Klim 4 - Route des Cèdres - les Grands Pins - Route des Chamois
Na de fietswissel aan de Route des Cèdres is het afzien: het is nu echt heet en het zweet stroomt van me af. Blijven drinken is de boodschap! Bovendien heb ik het opnieuw moeilijk om mijn ogen open te houden. Ik weet dat Marc nu de Route Joseph Eymard aan het verkennen is en me daarna tegemoet zal rijden. We hebben ingeschat dat we elkaar twee kilometer voor Grands Pins zullen ontmoeten. Ik krijg dan ook een mentale tik als de ontmoeting een kilometer eerder plaatsvindt. Op het resterende stuk voor Grands Pins beleef ik mijn moeliijkste momenten van de dag: de eerder dan verwachte ontmoeting, de hitte en de vermoeidheid eisen hun tol en ik moet geregeld een korte rustpauze inlassen om te recupereren en mezelf moed in te spreken. De vermoeidheid blijkt ook duidelijk uit mijn hartslag die ik nu nog amper boven de 140 krijg. Gelukkig weet ik dat de laatste kilometers voor Plaine des Hermitants licht dalend zijn en kan ik me hieraan optrekken. Ik zal daar ook een tweede langere rustpauze inlassen en nog wat proberen te slapen.

Een uurtje later begin ik aan de laatste zes kilometer van de vierde beklimming, die ik afleg met assistentie van Johan. Ik merk dat de siesta me deugd heeft gedaan: mijn hartslag gaat weer richting 150 en ik haal zelfs nog een aantal mensen in. Elke kilometer staat Johan me aan te moedigen en hij geeft me ook wat extra eten en drank. In tegenstelling tot vroeger slaag ik er ook in om te blijven eten en drinken - tijdens mijn Galérien moest ik me soms echt forceren om iets te eten; nu lukt het me om alert te blijven en gaat alle voeding vlot door de keel. De wetenschap dat ik méér dan voldoende tijd heb om Diable te worden geeft me vleugels!
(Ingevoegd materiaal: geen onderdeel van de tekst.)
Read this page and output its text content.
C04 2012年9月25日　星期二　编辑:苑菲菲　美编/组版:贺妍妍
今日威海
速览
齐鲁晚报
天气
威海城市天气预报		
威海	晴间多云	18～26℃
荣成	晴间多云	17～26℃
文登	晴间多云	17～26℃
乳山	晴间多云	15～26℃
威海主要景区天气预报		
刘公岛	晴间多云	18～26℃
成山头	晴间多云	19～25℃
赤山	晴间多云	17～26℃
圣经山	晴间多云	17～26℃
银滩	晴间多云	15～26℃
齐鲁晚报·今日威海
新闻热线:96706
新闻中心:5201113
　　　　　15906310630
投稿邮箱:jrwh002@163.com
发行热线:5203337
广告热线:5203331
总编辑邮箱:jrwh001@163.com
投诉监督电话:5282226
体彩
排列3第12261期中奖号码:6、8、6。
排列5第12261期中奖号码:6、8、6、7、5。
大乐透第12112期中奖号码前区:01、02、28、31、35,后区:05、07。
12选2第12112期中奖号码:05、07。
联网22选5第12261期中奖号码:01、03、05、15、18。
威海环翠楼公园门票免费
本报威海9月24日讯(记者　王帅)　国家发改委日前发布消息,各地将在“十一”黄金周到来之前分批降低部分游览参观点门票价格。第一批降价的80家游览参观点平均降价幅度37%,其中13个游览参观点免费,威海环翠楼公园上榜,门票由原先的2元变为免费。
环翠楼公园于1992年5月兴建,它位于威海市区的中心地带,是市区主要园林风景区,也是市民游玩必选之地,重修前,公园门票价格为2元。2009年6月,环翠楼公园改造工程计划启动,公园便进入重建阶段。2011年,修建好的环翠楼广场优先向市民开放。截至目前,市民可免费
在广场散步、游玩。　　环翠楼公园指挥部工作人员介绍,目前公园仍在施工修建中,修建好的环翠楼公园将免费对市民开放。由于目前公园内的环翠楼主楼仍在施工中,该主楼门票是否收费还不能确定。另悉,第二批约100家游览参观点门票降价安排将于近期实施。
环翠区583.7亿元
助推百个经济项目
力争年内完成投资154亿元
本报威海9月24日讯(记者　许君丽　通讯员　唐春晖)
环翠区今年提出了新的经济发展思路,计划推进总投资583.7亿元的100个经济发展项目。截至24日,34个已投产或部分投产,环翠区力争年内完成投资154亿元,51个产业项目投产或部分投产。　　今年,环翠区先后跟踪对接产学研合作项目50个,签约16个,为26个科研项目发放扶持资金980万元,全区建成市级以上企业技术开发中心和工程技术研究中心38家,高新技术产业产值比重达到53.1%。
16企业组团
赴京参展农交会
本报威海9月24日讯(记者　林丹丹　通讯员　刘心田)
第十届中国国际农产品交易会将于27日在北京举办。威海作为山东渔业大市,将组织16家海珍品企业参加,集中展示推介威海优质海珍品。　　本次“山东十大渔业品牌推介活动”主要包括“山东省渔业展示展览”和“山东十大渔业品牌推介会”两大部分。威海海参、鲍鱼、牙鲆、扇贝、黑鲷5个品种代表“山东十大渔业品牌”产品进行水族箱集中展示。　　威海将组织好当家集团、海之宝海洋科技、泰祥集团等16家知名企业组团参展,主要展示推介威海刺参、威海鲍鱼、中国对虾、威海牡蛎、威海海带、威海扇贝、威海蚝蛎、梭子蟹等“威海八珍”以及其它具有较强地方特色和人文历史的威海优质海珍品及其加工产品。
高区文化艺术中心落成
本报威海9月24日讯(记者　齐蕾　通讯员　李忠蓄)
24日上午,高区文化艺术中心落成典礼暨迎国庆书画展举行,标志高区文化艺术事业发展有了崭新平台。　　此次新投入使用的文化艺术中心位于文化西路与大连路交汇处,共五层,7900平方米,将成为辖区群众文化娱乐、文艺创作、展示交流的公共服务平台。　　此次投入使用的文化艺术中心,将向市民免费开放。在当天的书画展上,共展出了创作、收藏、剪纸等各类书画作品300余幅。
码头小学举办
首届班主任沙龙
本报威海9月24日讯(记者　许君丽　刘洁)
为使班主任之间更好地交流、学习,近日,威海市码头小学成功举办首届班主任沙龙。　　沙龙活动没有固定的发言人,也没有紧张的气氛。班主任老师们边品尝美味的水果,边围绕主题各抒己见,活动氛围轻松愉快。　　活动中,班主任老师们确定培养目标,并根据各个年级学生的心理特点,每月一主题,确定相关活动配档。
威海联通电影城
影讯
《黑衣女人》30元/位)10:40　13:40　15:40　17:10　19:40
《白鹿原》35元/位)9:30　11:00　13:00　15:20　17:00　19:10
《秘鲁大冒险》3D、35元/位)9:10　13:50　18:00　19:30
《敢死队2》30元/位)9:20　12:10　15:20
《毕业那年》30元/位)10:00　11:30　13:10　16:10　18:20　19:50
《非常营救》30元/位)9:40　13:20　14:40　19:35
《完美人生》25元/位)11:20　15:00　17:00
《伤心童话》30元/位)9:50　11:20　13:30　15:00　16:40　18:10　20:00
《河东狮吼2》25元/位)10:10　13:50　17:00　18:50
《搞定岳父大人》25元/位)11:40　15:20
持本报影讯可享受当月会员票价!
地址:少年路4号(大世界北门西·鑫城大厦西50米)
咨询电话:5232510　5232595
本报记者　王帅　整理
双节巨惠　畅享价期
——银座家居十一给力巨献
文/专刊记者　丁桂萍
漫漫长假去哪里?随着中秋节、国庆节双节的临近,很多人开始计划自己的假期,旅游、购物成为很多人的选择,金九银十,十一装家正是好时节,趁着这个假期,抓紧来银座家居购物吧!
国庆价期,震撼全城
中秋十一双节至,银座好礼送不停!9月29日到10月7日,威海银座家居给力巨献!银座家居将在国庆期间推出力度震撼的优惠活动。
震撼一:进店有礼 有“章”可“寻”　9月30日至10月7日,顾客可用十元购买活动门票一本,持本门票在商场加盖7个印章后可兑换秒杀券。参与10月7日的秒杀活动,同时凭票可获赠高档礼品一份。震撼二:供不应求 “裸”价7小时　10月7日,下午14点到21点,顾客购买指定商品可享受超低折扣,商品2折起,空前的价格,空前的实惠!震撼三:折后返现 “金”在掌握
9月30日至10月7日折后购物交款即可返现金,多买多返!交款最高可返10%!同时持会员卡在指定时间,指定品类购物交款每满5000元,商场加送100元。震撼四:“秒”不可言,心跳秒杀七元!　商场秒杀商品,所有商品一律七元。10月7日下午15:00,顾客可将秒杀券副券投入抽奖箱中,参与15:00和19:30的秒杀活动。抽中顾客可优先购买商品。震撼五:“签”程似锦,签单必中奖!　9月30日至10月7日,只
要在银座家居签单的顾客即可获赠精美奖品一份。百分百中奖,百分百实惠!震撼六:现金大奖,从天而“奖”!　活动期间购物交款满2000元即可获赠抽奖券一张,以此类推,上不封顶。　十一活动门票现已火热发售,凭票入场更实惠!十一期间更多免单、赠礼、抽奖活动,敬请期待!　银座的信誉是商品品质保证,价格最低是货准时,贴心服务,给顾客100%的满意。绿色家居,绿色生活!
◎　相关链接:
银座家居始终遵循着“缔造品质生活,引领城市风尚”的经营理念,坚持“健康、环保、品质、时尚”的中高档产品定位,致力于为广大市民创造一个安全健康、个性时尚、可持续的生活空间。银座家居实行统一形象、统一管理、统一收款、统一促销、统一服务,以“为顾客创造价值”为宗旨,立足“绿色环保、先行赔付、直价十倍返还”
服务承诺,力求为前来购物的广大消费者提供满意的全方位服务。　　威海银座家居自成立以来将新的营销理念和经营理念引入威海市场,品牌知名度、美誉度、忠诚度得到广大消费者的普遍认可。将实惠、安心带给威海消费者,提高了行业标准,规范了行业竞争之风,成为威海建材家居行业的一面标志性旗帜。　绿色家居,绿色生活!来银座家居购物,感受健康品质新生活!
Na een incidentloze afdaling overleg ik nog even met Marc en Johan. Papa en ik spreken af om de vijfde klim helemaal samen af te werken: ik op de koersfiets en mountainbike - papa volledig op de mountainbike. Voor hem uiteraard een makkie! Uit voorzorg neem ik nog een lange pauze en slaap nog wat bij. De douche achteraf zorgt voor een extra opkikker!

Klim 5 - Route des Cèdres - les Grands Pins - Tournant de l'Anglais
Om tien voor zeven vertrekken we - vijftig minuten later zijn we aan het begin van de Route des Cèdres. Zo goed als geen verval ten opzichte van de vierde klim, perfect! Tien minuten later staan we klaar om de Route des Cèdres aan te vallen. Bij het vertrek blijkt dat ik mijn koersschoenen nog aan heb – ik ben wellicht iets té euforisch aan het worden. Ik trek snel mijn mountainbikeschoenen aan en weg zijn we. We spreken af dat Johan ons aan Tournant des Anglais zal opwachten om tien uur. We houden rekening met wat extra verval en dit geeft ons nog altijd tijd genoeg om het laatste stuk van de klim en de afdaling te rijden. Ook tijdens deze beklimming krijg ik mijn hartslag niet meer boven 140 en af en toe rijdt Marc van me weg. Gelukkig weet ik dat het stuk na Grands Pins beduidend minder lastig is en dat geeft me moed. We zijn vroeger dan verwacht aan Tournant de l'Anglais en twijfelen even om met onze mountainbikes verder te rijden tot de top. Uiteindelijk besluiten we om toch op Johan te wachten om nog wat extra mondvoorraad in te slaan.

De laatste zes kilometer zijn nog behoorlijk zwaar met af en toe de wind op kop. Uiteindelijk zijn we om twintig voor elf op de top en vind ik nog de kracht om te demarreren en voor Marc op de top te zijn. Als trotse vader laat hij het graag gebeuren. Na de felicitaties en de korte fotosessie dalen we af: Marc rijdt voorop, gevolgd door mij en Johan in de wagen. Opnieuw voel ik me de eerste bochten minder dan kiplekker maar gaat het al snel over. Iets voor half twaalf zijn we terug in Bédoin en ben ik Diable du Ventoux! Het is een zalig gevoel dat ik nog graag op een terrasje deel met de mensen die me vandaag hebben ondersteund: mama, papa en Johan.

Tenslotte wil ik Laura, mijn verloofde, ongelooflijk hard bedanken voor alle steun en enthousiasme tijdens de voorbereiding!